Toezichthouders: al valt het nu mee, blijf alert op nepnieuws
Hoewel het aanbod van nepnieuws in Nederland vrij beperkt is, waarschuwen de Autoriteit Consument & Markt (ACM) en het Commissariaat voor de Media (CvdM) in een gezamenlijk rapport voor achterover leunen. "Het gaat nu nog goed met de nieuwsmedia in Nederland en zij kunnen nog tegen een stootje. Toch zijn investeringen nú nodig om ervoor te zorgen dat ons nieuws divers, onafhankelijk en toegankelijk blijft en nepnieuws geen voet aan de grond krijgt", stellen ze.
Het rapport Nepnieuws en Digitalisering [hier in .pdf te downloaden] behandelt maatregelen tegen misinformatie (niet altijd met opzet verspreide verkeerde informatie) en desinformatie (berichten met een bewust manipulerend politiek of commercieel doel).
Het valt dus mee met nepnieuws in Nederland, blijkt uit berichten van organisaties die daadwerkelijk aan factchecken doen, zoals Nieuwscheckers van de Universiteit Leiden.
Toch stellen ACD en CvdM dat marktconcentratie, samengevoegde redaties, effectief minder journalisten en nieuwe technologische middelen een potentieel vruchtbare voedingsbodem voor nepnieuws en desinformatie hebben gemaakt. In Nederland is het media-aanbod echter pluriform. Uit de meest recente Mediamonitor blijkt bovendien dat Nederlanders in vergelijking met andere EU burgers veel vertrouwen hebben in radio, televisie en dagbladen.
De huidige digitale infrastructuur en het feit dat nieuwsorganisaties op social media steeds vaker een doorgeefluik zijn voor berichten van derden, betekent dat niet altijd duidelijk is wat de oorsprong van een bericht is. Nepnieuws of mis- en desinformatie kan zich zo razendsnel verspreiden. Goede feitencontrole bij de verspreider van een bericht is van cruciaal belang, aldus ACM/CvdM.
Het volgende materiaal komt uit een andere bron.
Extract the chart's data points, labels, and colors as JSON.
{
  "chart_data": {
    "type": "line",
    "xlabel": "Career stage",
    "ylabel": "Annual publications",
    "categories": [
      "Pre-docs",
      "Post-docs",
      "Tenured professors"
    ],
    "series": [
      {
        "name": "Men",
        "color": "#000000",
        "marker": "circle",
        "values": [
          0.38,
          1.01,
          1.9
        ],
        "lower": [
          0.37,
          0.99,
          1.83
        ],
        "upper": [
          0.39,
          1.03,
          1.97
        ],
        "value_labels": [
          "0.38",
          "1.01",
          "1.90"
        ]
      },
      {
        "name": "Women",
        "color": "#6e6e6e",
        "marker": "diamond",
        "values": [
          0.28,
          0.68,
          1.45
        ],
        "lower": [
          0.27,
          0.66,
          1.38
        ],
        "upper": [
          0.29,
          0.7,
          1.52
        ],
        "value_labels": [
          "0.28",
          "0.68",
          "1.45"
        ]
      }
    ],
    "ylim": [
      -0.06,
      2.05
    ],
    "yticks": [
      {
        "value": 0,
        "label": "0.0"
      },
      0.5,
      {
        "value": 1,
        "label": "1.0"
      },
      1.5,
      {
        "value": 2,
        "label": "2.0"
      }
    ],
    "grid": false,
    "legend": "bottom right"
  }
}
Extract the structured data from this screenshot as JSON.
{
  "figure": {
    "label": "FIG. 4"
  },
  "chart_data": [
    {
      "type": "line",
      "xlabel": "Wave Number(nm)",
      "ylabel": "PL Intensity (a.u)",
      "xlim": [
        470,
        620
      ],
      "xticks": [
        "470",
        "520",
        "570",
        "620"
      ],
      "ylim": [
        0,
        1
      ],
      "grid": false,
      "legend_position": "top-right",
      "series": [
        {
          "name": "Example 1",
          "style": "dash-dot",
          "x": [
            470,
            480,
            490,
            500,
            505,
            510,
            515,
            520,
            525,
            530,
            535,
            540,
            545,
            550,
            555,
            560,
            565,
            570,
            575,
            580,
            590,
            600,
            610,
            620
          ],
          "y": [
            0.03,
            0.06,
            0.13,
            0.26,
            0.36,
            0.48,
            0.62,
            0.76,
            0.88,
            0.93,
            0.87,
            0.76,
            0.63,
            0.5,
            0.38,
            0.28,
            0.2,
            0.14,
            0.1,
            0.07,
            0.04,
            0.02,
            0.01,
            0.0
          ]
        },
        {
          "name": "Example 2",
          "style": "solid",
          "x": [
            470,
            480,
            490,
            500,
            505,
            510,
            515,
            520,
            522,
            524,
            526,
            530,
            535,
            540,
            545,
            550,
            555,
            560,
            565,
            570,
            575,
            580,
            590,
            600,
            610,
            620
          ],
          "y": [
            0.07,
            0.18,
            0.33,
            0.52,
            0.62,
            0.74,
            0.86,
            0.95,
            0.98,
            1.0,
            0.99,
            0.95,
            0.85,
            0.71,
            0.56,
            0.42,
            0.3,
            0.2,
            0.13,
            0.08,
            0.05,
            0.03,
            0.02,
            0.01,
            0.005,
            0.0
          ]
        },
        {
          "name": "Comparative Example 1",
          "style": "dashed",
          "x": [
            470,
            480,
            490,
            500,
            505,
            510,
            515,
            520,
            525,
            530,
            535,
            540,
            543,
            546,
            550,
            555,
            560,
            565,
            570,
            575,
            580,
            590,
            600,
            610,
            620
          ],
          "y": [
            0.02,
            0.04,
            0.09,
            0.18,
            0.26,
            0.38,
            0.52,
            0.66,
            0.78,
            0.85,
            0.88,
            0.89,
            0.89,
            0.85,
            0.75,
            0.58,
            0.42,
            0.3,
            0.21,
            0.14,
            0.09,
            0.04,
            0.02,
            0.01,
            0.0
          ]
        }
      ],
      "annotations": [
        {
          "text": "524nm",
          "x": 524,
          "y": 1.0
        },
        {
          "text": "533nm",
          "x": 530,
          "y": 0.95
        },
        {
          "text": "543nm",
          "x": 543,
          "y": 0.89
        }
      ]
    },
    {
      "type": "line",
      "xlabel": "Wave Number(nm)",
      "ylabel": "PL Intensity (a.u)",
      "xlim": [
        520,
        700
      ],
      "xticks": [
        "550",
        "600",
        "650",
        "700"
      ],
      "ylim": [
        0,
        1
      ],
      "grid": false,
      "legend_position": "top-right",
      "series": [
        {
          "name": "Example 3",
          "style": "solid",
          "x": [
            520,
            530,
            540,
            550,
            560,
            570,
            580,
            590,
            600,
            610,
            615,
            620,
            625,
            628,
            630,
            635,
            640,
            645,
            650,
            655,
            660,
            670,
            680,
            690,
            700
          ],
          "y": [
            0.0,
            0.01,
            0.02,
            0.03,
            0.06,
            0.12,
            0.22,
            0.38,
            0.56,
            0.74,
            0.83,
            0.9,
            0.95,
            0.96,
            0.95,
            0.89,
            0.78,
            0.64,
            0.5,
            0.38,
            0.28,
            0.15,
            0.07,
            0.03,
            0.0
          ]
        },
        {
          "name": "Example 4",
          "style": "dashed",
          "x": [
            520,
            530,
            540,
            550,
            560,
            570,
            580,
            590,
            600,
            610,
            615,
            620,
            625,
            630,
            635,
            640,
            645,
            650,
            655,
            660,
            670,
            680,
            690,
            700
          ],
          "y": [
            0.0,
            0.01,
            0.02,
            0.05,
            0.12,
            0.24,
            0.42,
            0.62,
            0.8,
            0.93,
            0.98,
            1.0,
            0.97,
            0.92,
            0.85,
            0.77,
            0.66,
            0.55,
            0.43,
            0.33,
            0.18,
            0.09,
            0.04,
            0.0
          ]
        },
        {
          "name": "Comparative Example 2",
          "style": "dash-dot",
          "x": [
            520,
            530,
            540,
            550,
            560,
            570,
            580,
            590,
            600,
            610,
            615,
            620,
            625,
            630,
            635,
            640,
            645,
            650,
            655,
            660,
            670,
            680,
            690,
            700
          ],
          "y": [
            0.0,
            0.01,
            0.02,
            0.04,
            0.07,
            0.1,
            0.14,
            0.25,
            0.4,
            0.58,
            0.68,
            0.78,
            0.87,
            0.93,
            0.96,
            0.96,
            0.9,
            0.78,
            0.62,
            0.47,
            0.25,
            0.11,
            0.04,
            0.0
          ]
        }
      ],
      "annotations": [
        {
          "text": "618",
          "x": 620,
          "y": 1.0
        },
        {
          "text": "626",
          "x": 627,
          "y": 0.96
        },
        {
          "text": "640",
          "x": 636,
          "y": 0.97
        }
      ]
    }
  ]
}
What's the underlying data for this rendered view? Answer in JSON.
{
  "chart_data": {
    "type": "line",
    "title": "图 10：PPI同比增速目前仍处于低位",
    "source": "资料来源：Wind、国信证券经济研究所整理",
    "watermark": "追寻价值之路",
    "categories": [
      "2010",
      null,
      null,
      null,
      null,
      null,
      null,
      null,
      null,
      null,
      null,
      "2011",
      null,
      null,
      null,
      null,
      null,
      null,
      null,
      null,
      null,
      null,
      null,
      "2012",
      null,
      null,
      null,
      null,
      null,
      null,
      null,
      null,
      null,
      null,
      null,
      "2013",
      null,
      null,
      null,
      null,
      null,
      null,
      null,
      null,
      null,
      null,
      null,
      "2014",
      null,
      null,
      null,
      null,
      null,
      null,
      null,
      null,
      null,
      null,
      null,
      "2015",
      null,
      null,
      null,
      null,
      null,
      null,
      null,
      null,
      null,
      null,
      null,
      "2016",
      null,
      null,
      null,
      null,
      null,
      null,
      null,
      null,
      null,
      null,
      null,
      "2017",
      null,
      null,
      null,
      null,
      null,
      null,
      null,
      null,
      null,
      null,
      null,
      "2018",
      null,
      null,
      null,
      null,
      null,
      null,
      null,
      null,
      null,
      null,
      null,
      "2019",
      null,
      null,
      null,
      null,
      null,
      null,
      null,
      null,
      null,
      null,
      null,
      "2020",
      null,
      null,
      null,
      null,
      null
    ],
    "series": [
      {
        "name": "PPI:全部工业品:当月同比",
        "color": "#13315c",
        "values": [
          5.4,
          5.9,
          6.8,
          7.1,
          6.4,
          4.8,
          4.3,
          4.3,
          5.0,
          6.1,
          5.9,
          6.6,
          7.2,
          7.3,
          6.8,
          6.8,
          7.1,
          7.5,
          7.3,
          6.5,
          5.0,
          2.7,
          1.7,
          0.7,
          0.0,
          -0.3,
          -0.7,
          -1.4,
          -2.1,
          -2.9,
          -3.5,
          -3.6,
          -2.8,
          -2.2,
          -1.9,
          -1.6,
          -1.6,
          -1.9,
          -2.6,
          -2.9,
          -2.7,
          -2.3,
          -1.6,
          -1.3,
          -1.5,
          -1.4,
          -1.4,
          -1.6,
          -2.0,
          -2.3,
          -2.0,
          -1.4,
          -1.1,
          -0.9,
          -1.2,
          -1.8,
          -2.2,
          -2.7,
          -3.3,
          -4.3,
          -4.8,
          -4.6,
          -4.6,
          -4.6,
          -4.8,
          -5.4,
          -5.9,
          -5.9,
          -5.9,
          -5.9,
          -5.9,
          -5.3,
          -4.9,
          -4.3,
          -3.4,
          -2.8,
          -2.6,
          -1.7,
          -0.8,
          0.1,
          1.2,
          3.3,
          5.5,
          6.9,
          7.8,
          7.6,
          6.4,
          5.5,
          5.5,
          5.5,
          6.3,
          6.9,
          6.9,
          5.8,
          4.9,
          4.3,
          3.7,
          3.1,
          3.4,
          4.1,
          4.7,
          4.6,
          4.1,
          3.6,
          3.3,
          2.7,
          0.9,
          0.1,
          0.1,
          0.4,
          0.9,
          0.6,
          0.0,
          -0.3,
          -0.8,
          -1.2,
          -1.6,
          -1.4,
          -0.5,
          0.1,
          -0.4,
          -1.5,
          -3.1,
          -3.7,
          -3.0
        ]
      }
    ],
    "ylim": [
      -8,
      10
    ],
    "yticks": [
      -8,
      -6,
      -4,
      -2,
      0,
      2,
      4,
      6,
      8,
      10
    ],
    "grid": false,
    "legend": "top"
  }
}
Voorlopig is er echter geen reden voor paniek, aldus de opsteller van het rapport. Wel is het gezien de bovengenoemde feiten van belang alert te blijven.
De opstellers zien investeringen in kwaliteitsnieuws al een belangrijk stap om nepnieuws te bestrijden. Verder kunnen bewust misleidende of smadelijke berichten het best via het strafrecht worden aangepakt.
Censuur is daarbij geen goed pad, aldus ACM/CvdM: “Ingrijpen op de inhoud vanuit de overheid kan snel leiden tot ongewenste censuur waardoor de kerntaak van de onafhankelijke journalistiek en vrijheid van meningsuiting in het geding kunnen komen. Los daarvan is het in de praktijk nagenoeg onuitvoerbaar, bijvoorbeeld omdat producenten zich overal ter wereld bevinden of omdat een juridisch sluitende definitie van nepnieuws niet voorstelbaar is.”
De mediaconcentraties zullen zich de komende jaren vermoedelijk voortzetten. De toezichthouders zien daarom een rol voor zichzelf weggelegd: “Concurrentie tussen nieuwsaanbieders betekent veel verschillende nieuwsbronnen, en dat versterkt de resistentie tegen nepnieuws.”
De organisaties pleiten verder voor strengere regels voor transparantie over de oorsprong van nieuws en investeringen in wediawijsheid, zodat nieuwsconsumenten desinformatie en nepnieuws beter leren herkennen. Een spel als Slecht Nieuws, waarbij je zelf verspreider van nepnieuws bent, kan daarbij helpen.